Throughout 1976, the five members of Fleetwood Mac each rode a wave of private turmoil for the greater good. Rancour, grief and splintering relationships just had to be worked around; breaking up the band was unthinkable.
Convening for the sessions that would produce chart-busting album Rumours (1977), the group was riding high professionally but on shaky ground personally.
The previous year the Fleetwood Mac album had hit No 1 on the United States charts, but with the marriage of singer-keyboardist Christine McVie and bassist John McVie now ended due to the latter's heavy drinking, drummer Mick Fleetwood reeling from his wife's affair with his best friend, and guitarist Lindsey Buckingham and singer Stevie Nicks fighting through the death throes of their fiery liaison, potential disaster loomed.

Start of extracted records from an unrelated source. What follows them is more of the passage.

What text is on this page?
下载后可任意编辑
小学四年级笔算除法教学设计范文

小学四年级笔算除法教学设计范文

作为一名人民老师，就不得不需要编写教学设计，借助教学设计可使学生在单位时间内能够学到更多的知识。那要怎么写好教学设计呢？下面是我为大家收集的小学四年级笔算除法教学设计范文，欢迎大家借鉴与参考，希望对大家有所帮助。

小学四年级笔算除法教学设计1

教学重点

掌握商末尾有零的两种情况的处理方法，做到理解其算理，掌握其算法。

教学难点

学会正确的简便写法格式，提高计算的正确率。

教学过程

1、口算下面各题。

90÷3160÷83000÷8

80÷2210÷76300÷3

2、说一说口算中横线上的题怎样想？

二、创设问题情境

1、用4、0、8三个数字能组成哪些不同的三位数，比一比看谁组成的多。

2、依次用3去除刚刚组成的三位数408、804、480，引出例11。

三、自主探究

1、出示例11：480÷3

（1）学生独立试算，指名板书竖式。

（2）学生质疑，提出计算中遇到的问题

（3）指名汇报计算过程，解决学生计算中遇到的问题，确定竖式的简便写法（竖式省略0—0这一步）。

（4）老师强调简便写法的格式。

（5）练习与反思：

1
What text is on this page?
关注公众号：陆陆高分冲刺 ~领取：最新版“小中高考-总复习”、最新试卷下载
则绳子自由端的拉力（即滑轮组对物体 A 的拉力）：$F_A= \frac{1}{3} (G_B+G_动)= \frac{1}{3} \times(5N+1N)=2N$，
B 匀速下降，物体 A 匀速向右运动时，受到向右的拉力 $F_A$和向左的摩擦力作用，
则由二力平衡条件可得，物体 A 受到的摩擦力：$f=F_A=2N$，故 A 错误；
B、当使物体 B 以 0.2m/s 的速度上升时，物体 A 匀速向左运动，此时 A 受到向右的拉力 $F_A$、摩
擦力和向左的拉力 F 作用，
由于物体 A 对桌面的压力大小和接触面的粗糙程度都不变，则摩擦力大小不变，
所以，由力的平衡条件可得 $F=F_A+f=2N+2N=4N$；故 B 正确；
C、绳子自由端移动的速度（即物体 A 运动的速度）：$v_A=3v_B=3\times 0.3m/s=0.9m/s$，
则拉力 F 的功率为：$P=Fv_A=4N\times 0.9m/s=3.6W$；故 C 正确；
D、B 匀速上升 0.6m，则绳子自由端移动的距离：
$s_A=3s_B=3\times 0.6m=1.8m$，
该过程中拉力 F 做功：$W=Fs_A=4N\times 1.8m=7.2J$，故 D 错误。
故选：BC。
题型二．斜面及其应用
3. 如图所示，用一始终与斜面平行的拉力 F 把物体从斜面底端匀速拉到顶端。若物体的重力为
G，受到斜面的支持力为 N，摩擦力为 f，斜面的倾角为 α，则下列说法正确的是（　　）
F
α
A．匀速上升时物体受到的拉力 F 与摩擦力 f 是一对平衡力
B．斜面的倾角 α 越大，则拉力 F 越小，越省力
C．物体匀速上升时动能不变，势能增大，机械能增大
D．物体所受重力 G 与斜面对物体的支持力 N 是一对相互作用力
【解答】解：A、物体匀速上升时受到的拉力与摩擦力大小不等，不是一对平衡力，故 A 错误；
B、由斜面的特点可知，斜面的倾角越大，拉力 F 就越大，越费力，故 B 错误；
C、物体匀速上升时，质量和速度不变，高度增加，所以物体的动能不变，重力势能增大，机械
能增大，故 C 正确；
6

But the Mac beat the odds, harnessing the songwriting potential in the highly-charged atmosphere and stringing together a Grammy-winning slice of album-oriented rock that went on to dominate the playlist of every FM and AM pop music station in the Western world for a full year.
Heartfelt lyrics were the key, with Nicks, Buckingham and Christine McVie each taking a different philosophical approach to the dysfunction.
Nicks penned Dreams as a cautionary ode to Buckingham, urging him to take stock of what he had and was about to lose; Buckingham's riposte was the cynical Go Your Own Way, in which he trivialised the concerns of Nicks by proclaiming "shacking up is all you want to do".
McVie, meanwhile, had taken up with the band's lighting director and told him You Make Loving Fun, also writing Don't Stop in a surge of optimism that surely had to sting her unhappy ex.
Ironically, the album's mass appeal lay in the harmonies created by these three distinct voices, and in the warm and comfortable sound production. The rhythm section was strident, tribal and to the fore yet somehow blunted. Rumours' poisonous barbs and hooks were cleverly disguised.